The Gujarati version has the pallu coming down the shoulder as opposed to the Bengali version-which is the standard version all over the country-in which the pallu is thrown over the left shoulder. The Gujarati version is also to be seen in traditional families in U.P.and Rajasthan   although the sari is meant to bind rather than to liberate.

 The long ghunghat that the women-folk of the house have to sport as a mark of respect to the elders in the family is more like a yoke around their necks than a symbol of Indian modesty and all that.The unfortunate thing about it is that the veil is enforced by the other women of the house who should have ganged up against the men and cried a halt to this oppressive practice.

But the ghunghat has, thanks to North Indian poetry, Islamic romanticism and the imagination of hindi filmwallahs also endured as an erotic symbol.
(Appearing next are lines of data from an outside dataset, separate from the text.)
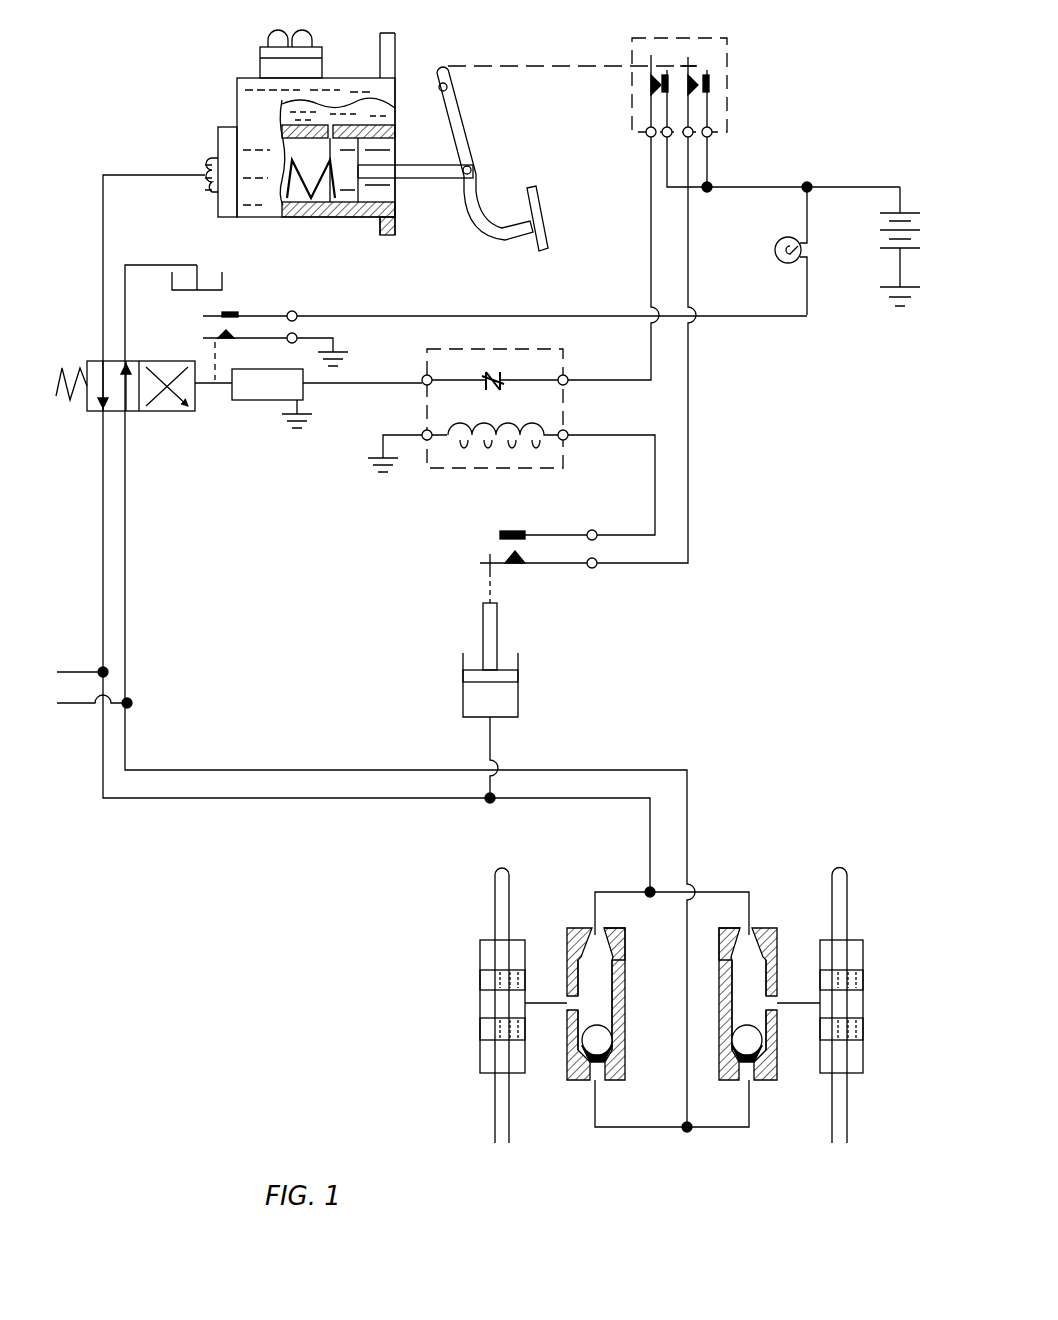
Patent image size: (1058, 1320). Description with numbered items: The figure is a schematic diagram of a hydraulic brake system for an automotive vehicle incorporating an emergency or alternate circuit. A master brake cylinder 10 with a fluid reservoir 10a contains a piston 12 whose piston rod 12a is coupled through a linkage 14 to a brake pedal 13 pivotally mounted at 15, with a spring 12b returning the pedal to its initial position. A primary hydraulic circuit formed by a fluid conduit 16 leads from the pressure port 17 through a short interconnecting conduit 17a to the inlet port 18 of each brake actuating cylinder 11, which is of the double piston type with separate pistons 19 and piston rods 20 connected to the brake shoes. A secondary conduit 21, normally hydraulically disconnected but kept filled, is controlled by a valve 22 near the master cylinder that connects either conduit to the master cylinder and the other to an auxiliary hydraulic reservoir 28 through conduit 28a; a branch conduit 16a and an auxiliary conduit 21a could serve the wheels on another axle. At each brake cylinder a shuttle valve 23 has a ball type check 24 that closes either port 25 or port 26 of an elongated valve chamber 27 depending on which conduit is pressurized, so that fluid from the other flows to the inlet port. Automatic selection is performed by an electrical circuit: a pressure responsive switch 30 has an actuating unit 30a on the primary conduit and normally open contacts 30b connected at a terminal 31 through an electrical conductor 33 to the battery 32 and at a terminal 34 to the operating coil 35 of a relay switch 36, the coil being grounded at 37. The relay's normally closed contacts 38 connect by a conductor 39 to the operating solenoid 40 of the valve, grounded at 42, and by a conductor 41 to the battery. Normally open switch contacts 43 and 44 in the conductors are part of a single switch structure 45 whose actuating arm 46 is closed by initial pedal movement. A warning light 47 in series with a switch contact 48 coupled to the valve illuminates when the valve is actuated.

The master brake cylinder 10 is at (248, 72).
The fluid reservoir 10a is at (350, 110).
The brake actuating cylinders 11 is at (478, 960).
The piston 12 is at (400, 190).
The piston rod 12a is at (428, 178).
The spring 12b is at (295, 212).
The brake pedal 13 is at (500, 233).
The linkage 14 is at (473, 170).
The pivotal mounting 15 is at (449, 88).
The fluid conduit 16 is at (201, 798).
The branch conduit 16a is at (103, 670).
The pressure port 17 is at (205, 165).
The interconnecting conduit 17a is at (103, 240).
The inlet port 18 is at (550, 1003).
The pistons 19 is at (478, 1025).
The piston rods 20 is at (495, 903).
The conduit 21 is at (234, 755).
The auxiliary conduit 21a is at (103, 706).
The valve 22 is at (162, 412).
The shuttle valve 23 is at (615, 940).
The ball type check 24 is at (606, 1034).
The port 25 is at (576, 934).
The port 26 is at (613, 1060).
The valve chamber 27 is at (613, 986).
The auxiliary hydraulic reservoir 28 is at (225, 285).
The conduit 28a is at (197, 265).
The pressure responsive switch 30 is at (483, 581).
The actuating unit 30a is at (520, 681).
The switch contacts 30b is at (505, 561).
The terminal 31 is at (592, 570).
The battery 32 is at (880, 230).
The electrical conductor 33 is at (801, 186).
The terminal 34 is at (596, 529).
The operating coil 35 is at (468, 428).
The relay switch 36 is at (495, 468).
The ground 37 is at (378, 470).
The normally closed contacts 38 is at (500, 372).
The conductor 39 is at (355, 383).
The operating solenoid 40 is at (262, 400).
The conductor 41 is at (651, 212).
The ground 42 is at (311, 421).
The switch contacts 43 is at (714, 96).
The switch contacts 44 is at (641, 85).
The switch structure 45 is at (740, 20).
The actuating arm 46 is at (576, 62).
The warning light 47 is at (781, 240).
The switch contact 48 is at (205, 337).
The chocolate hero lifting the ghunghat of his bride on their suhaag raat is a scene that no  respectable hindi film can be without. Looking at the downcast eyes of the bride  through the folds of a ghunghat is an ongoing erotic image that is, apparently, as much of a turn-on for the men as it for women. A prelude to the de-flowerement that is to follow, the lifting of the ghunghat builds up a sense of anticipation amongst the audience. Giggles, a shifting in the seat, a strong sense of identification with the here/heroine on scene are the subconscious effects of this scene. And it's all because of the extended bit of pallu over the head. If only it remained a romantic symbol !

And what does the modern urbanized Indian woman do when she wears the sari? Well, she doesn't just wear a sari, she wears a designer sari. The blouse is often the lateral inversion of the sari, the gap between the lower part of the blouse and the sari tucked in the waist shows as much of distracting female flesh as possible. Not that I mind. The sari is a part of power dressing for the corporate female warrior. Short hair as opposed to the bun that her traditional counterpart wears, a brief-case in one hand and a don't-mess-with-me look in the eye completes the picture.